If you lift the rear end of a car, weight transfers from the rear to the front, theoretically¹ resulting in a lower ride height in the front and extended rear springs. So, for more precise results, specifically on high centered/soft suspension vehicles, some people consider locking the ride height. You can achieve this with shock replacements made from flat bar, tubing, etc., or by welding up a set of old shock absorbers (see WARNING below!). Make your welding marks while the car is in horizontal position, on a smooth surface (a four post lift would be ideal) and with all other conditions (tire pressure, driver + helmet, on-board fire extinguisher, fuel, etc.) right. If you work on a car with stiff springs (in relation to its weight!), you will not notice any difference (front/rear) if you compare the raised ride height with the horizontal ride height.

¹ The weight shift will most likely not be enough to overcome friction between the suspension parts and therefore will not change ride height. A simple measurement between tire and fender before and after will show you whether this is the case or not.
Even in the theoretical case of a friction free suspension, the change in ride height front and rear, caused by the weight transfer, will not be enough to have a measurable effect on the calculated CG-Height, when measured on a sports car or race car (with a possible exception for Baja racers and other high centered/soft suspension vehicles).

 

WARNING:

Do not weld on any shock absorber before depressurizing and draining it in accordance to the instructions of its manufacturer (see documentation that came with the shocks, or contact manufacturer).
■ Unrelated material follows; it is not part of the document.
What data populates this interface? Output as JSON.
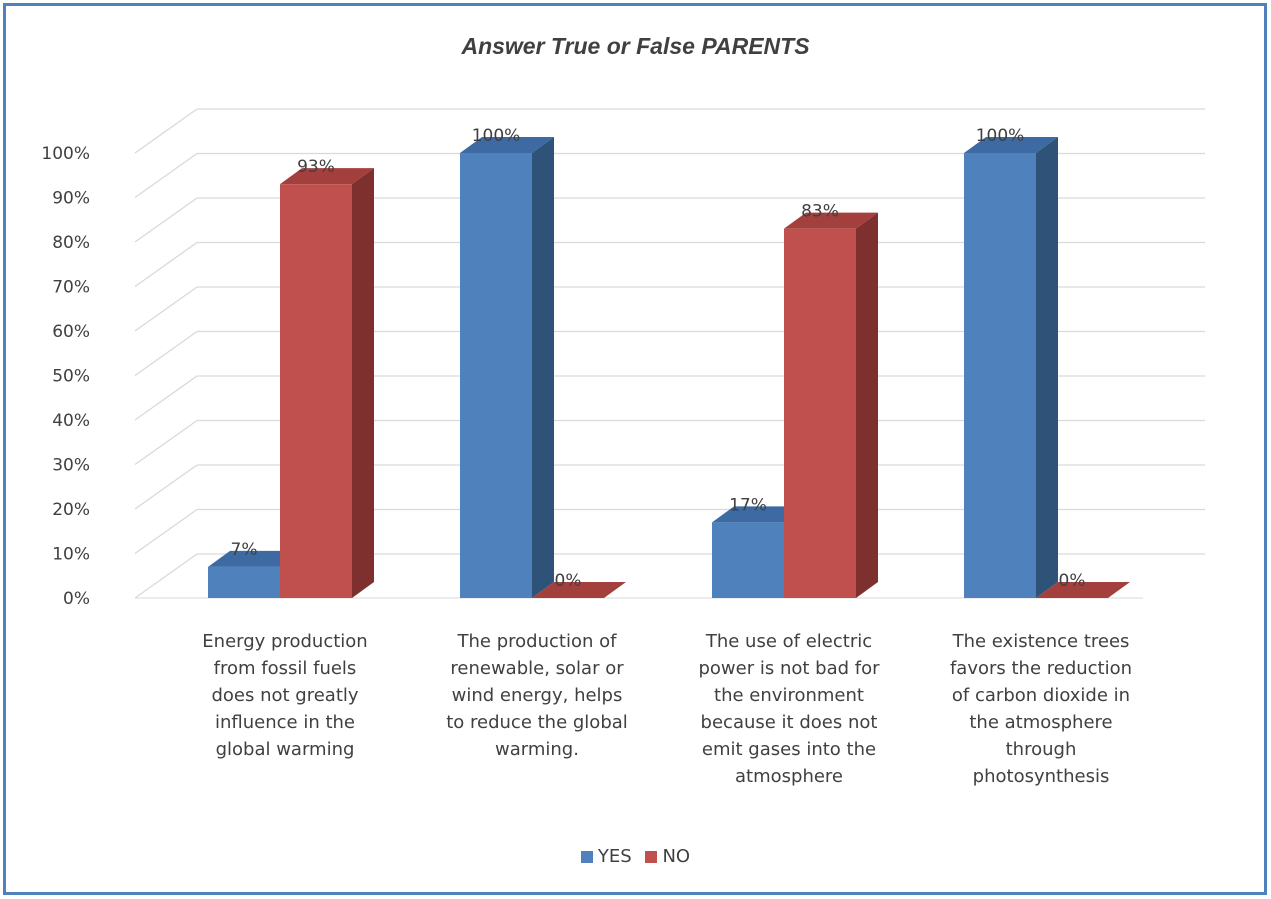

Heating up a gas or liquid in a closed container can cause a potentially fatal explosion.

 

THOUGHTS:

The CG of an object is the point where all its mass seems to be concentrated.

One way to give a vehicle more stability is to lower the position of its CG.

 

You can calculate CG Height like this: Y_CG = (B • (W_FR – W_F) / (W_T • Tan α)) + R_T
Or enter your numbers in the "CG Height Calculator" above, and let your computer do the work.

YCG	= Distance from Center of Gravity to ground (= "CG Height")
B	= Wheelbase
WFR	= Weight measured under both front tires while rear of car is raised
WF	= Weight measured under both front tires while car is horizontally level
WT	= Total weight of car (= WF + WR)
Tan α	= h / √(B² – h²)       h = vertical distance that rear wheels have been raised
RT	= Rolling radius of front tires or rear tires when RTF = RTR
	If RTF ≠ RTR then RT = RTF when rear is raised (RT = RTR if front is raised)

 

TIP:

Sometimes it's more practical to raise the front wheels instead of the rear wheels (cars with a long front overhang and short(er) overhang in the rear). If you do that, you can still use these calculators, as long as you interchange W_F and W_R, and use W_RF instead of W_FR (and R_TR instead of R_TF in case front and rear tires have different outside diameters).